Hilmar yang melihat Tjitji sangat ketakutan itu langsung memeluk erat Tjitji dalam dekapannya. Namun Tjitji masih memberontak dalam dekapan dirinya. Tangisan Tjitji masih terdengar kencang. Raungannya pun masih membahana. Namun Hilmar tidak melepaskan pelukannya. Hilmar tetap memeluk dan memberikan kata-kata penenang ditelinga Tjitji.

Ada sekitar beberapa menit, tangisan Tjitji mulai mereda, namun masih sedikit memberontak. Hilmar pun melepas pelukannya dari Tjitji dan mengguncang keras bahu Tjitji, dengan harapan Tjitji segera sadar dari ketakutan dan paniknya.

"Hei Tji, sadar. Diam dulu Tji. Ini saya Hilmar. Para bejat itu sudah lari. Mereka tidak akan mengganggu kamu lagi. Jangan menangis. Stop. Saya mohon berhenti Tji. Lihat saya dulu."

Hati Hilmar pun dirundung pilu, melihat gadis muda dihadapannya itu hampir saja hilang keperawanan dipaksa menggauli para bejat. Dirinya sedih mengingat dia pun mempunyai seorang adik perempuan yang tingkahnya mirip Tjitji. Dia tidak akan bisa memaafkan dirinya seumpama adiknya diperlakukan yang sama dengan apa yang Tjitji hampir alami.

Tjitji pun mendongak dan melihat kearah Hilmar. Masih menangis. Matanya tertutup oleh air mata yang mengalir deras. Namun dirinya sudah tidak memberontak seperti tadi. Namun masih gemetar hebat.

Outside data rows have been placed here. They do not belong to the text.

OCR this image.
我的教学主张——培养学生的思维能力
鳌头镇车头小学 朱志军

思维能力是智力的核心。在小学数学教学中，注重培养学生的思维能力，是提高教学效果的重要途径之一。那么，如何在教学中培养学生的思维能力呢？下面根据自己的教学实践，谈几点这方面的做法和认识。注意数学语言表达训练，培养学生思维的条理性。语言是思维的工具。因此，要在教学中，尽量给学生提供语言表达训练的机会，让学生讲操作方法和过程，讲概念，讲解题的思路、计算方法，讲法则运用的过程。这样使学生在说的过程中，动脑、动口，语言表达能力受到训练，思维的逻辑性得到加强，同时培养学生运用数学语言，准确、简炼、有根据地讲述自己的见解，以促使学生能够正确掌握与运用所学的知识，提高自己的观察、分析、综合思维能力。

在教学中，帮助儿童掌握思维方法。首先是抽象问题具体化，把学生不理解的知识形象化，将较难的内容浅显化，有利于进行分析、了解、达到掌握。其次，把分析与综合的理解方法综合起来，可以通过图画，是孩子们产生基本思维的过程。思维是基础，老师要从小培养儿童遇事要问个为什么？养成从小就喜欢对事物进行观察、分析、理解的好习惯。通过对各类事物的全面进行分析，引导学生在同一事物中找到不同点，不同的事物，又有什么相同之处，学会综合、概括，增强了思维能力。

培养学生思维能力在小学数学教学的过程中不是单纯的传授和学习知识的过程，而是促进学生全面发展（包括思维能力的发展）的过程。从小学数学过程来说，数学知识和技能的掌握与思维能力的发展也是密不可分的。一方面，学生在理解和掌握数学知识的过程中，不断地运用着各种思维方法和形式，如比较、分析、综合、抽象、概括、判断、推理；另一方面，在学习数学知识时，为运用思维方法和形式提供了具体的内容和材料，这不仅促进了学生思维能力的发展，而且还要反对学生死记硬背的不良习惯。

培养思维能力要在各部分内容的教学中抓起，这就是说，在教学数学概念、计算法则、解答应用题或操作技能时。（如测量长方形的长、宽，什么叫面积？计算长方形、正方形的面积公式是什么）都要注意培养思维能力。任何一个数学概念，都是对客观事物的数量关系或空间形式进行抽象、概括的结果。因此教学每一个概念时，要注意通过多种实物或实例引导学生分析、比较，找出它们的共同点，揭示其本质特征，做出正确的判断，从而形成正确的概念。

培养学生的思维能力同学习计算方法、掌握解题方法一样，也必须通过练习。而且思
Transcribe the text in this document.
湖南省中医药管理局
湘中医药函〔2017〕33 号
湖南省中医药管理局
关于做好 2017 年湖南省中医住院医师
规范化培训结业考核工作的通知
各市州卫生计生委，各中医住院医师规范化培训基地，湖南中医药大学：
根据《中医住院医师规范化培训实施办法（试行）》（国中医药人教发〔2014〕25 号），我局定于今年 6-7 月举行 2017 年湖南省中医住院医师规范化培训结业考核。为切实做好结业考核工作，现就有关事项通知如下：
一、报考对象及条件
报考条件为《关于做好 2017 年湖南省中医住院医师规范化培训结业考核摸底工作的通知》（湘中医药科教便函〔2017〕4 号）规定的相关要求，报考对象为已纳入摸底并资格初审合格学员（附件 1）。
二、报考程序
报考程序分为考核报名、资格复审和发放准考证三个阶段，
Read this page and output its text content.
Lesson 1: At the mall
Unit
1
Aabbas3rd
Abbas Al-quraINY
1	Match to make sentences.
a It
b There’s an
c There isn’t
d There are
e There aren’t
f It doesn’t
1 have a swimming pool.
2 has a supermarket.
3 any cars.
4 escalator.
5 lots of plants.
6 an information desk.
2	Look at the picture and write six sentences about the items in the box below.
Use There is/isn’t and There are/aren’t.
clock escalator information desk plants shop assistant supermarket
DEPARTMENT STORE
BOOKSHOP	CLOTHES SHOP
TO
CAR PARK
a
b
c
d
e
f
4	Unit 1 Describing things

Dilihatnya kearah wajah Hilmar, setelah dilihatnya baik-baik wajah tersebut, yang ada Tjitji makin menangis tersedu-sedu. Tjitji dalam hatinya bersyukur, meski lelaki yang dihadapannya ini pernah bersitegang dengannya namun entah kenapa malahan dirinya seperti terselamatkan dan bebas dari ancaman. Tjitji memeluk erat Hilmar seakan-akan takut ditinggalkan, tidak mau lagi bertemu dengan pemuda-pemuda brengsek itu.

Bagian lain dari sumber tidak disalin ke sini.